Eine solche Haltung ist nach meiner Auffassung nicht nur moralisch fragwürdig, ich halte sie auch politisch für fatal. Wir können einander in unserer vernetzten Welt nicht aus dem Weg gehen, und wir können vor dem Schicksal der anderen nicht die Augen verschließen.
Es gibt, wie ich finde, eine moralische Verpflichtung, sich vor allem um die zu kümmern, denen es schlechter geht. Das ist ein moralisches Gebot, das noch über das sogenannte aufgeklärte Eigeninteresse hinausgeht.
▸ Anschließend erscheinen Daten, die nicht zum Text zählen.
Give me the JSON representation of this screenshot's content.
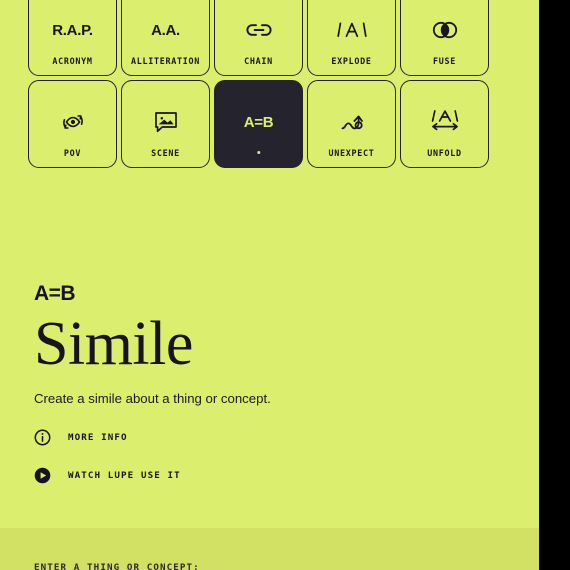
{
  "theme": {
    "background": "#dcee6e",
    "panel_background": "#d2e064",
    "ink": "#16141d",
    "selected_tile_background": "#25232e",
    "selected_tile_ink": "#dcee6e",
    "outside_background": "#000000"
  },
  "tiles": [
    {
      "label": "ACRONYM",
      "icon": "rap-text-icon",
      "glyph": "R.A.P.",
      "selected": false
    },
    {
      "label": "ALLITERATION",
      "icon": "aa-text-icon",
      "glyph": "A.A.",
      "selected": false
    },
    {
      "label": "CHAIN",
      "icon": "link-chain-icon",
      "glyph": "",
      "selected": false
    },
    {
      "label": "EXPLODE",
      "icon": "explode-letter-a-icon",
      "glyph": "/A\\",
      "selected": false
    },
    {
      "label": "FUSE",
      "icon": "venn-circles-icon",
      "glyph": "",
      "selected": false
    },
    {
      "label": "POV",
      "icon": "rotating-eye-icon",
      "glyph": "",
      "selected": false
    },
    {
      "label": "SCENE",
      "icon": "picture-bubble-icon",
      "glyph": "",
      "selected": false
    },
    {
      "label": "",
      "icon": "a-equals-b-icon",
      "glyph": "A=B",
      "selected": true
    },
    {
      "label": "UNEXPECT",
      "icon": "squiggly-arrow-icon",
      "glyph": "",
      "selected": false
    },
    {
      "label": "UNFOLD",
      "icon": "unfold-letter-a-icon",
      "glyph": "\\A/",
      "selected": false
    }
  ],
  "detail": {
    "eyebrow": "A=B",
    "title": "Simile",
    "description": "Create a simile about a thing or concept.",
    "links": [
      {
        "label": "MORE INFO",
        "icon": "info-circle-icon"
      },
      {
        "label": "WATCH LUPE USE IT",
        "icon": "play-circle-icon"
      }
    ]
  },
  "input_panel": {
    "label": "ENTER A THING OR CONCEPT:"
  }
}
Über den ethischen Impuls, der über das eigene Interesse hinausgeht, möchte ich sprechen.
Ich danke Ihnen, Herr Professor Küng, und der Stiftung Weltethos, dass ich dazu hier und heute die Gelegenheit habe. Sie, Herr Küng, haben sich in den letzten Jahrzehnten sehr verdient gemacht um den Dialog zwischen den Religionen und den Kulturen. Wir erleben derzeit schmerzlich, wie wichtig dieser Dialog ist, um Frieden in der Welt zu sichern.
Ich glaube allerdings auch, dass wir uns – gerade im inter-kulturellen Dialog – zuallererst über unsere eigenen Grundlagen, über unsere eigenen Wurzeln klar werden müssen. Wenn wir einen Dialog führen, dann wollen wir ganz gewiss zuhören, aber wir müssen auch selber etwas zu sagen haben. Also müssen wir wissen, wer wir sind und woher wir kommen.

 
II.
Was gehen uns die anderen an? Das ist eine zentrale ethische Frage. Mit den »anderen« sind diejenigen gemeint, die nicht auf den ersten Blick zu uns gehören, die nicht Mitglieder unserer Familie, unseres Freundeskreises sind, mit denen uns wenig verbindet und die uns fremd sind.
Wie kommen wir eigentlich dazu, uns um diese Fremden zu kümmern? Wie kommt es, dass wir einen ethischen Impuls zu helfen empfinden, auch bei Menschen, die wir gar nicht kennen, von deren Leben wir nichts wissen, außer dass sie in Not sind und Hilfe brauchen?
Das alles ist – historisch gesehen – nicht selbstverständlich. Selbst die hochentwickelten antiken Kulturen Griechenlands oder des Römischen Reiches kannten zwar ein Bedauern über ein böses Schicksal, aber keine Pflicht zur Fürsorge für Arme und Notleidende.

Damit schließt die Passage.